450 – 500 – If your credit score belongs to this range still the red light danger signal is on. A score in this range reflects manifold credit imperfections which have to be corrected speedily. A score within this range would indicate to a lender that you do not have any credit history and discourage them from considering your credit applications positively. If there are errors in your credit report take immediate actions and wait until your score is improved before submitting your credit application to any lending institution.
500 – 560 – Though some have obtained credit within this range, a score in this level still reflects shaky credit stability. Loans and credits approved based on this score will demand very high interest rates and stringent pay back conditions.
560 – 600 – You are still not out of the danger zone, though you are in a much improved condition compared to those at the lower ranges. Pay close attention to the small imperfections in your credit report and take action to remedy the situation as you are almost close to being in the clear.
600 – 660 – This is the most common credit rating reflected in the majority of people receiving a credit report in the U.S. Unfortunately however, a score in this range still does not reflect perfect credit worthiness. Yet, bankers and lenders will not overlook your credit application. Though you may still have to face the risk of marginally high interest rates. At this score you need to work less to be eligible for superior credit facilities so take the necessary actions.

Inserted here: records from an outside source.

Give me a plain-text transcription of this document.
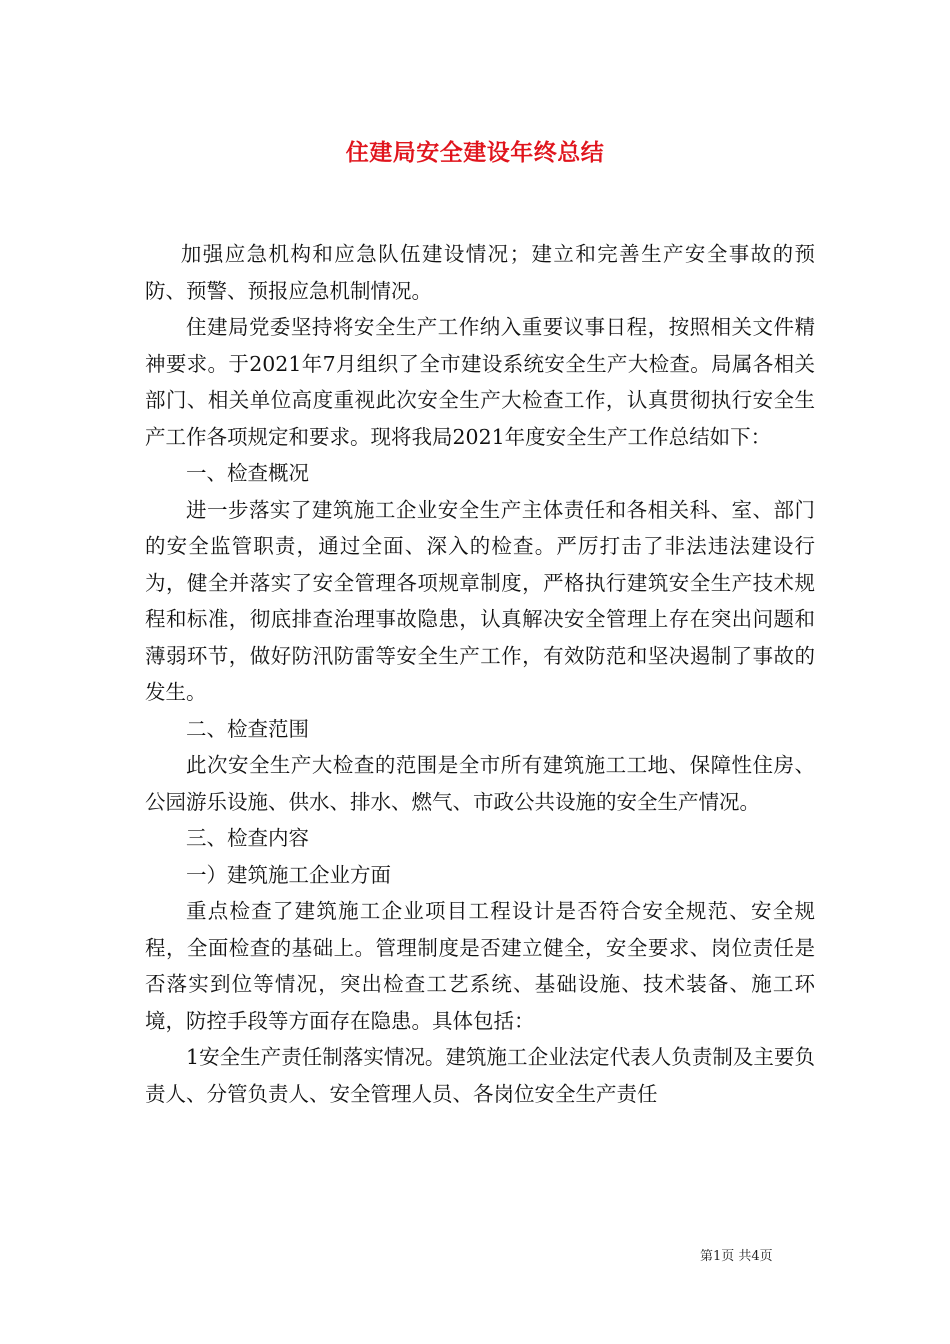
住建局安全建设年终总结

加强应急机构和应急队伍建设情况；建立和完善生产安全事故的预防、预警、预报应急机制情况。

住建局党委坚持将安全生产工作纳入重要议事日程，按照相关文件精神要求。于2021年7月组织了全市建设系统安全生产大检查。局属各相关部门、相关单位高度重视此次安全生产大检查工作，认真贯彻执行安全生产工作各项规定和要求。现将我局2021年度安全生产工作总结如下：

一、检查概况

进一步落实了建筑施工企业安全生产主体责任和各相关科、室、部门的安全监管职责，通过全面、深入的检查。严厉打击了非法违法建设行为，健全并落实了安全管理各项规章制度，严格执行建筑安全生产技术规程和标准，彻底排查治理事故隐患，认真解决安全管理上存在突出问题和薄弱环节，做好防汛防雷等安全生产工作，有效防范和坚决遏制了事故的发生。

二、检查范围

此次安全生产大检查的范围是全市所有建筑施工工地、保障性住房、公园游乐设施、供水、排水、燃气、市政公共设施的安全生产情况。

三、检查内容

一）建筑施工企业方面

重点检查了建筑施工企业项目工程设计是否符合安全规范、安全规程，全面检查的基础上。管理制度是否建立健全，安全要求、岗位责任是否落实到位等情况，突出检查工艺系统、基础设施、技术装备、施工环境，防控手段等方面存在隐患。具体包括：

1安全生产责任制落实情况。建筑施工企业法定代表人负责制及主要负责人、分管负责人、安全管理人员、各岗位安全生产责任

第1页 共4页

660 – 700 – You have now come out of the red zone. Lenders will be happy to grant your request for loans even though you are still one step away from a perfect credit position. Work on eliminating the minor issue that keeps you from getting in to the next level and enjoying perfectly reasonable interest rates.
700 – 750 – This is the most coveted position in the credit score scale. You will not encounter any difficulty in securing credit at perfect interest rates due to your esteemed credit worthy status.
750 – 850 – Not many people reach this area on the credit score range. However, if you can target a positioning in this range it means you can pick and choose from a wide range of options in any of your credit applications.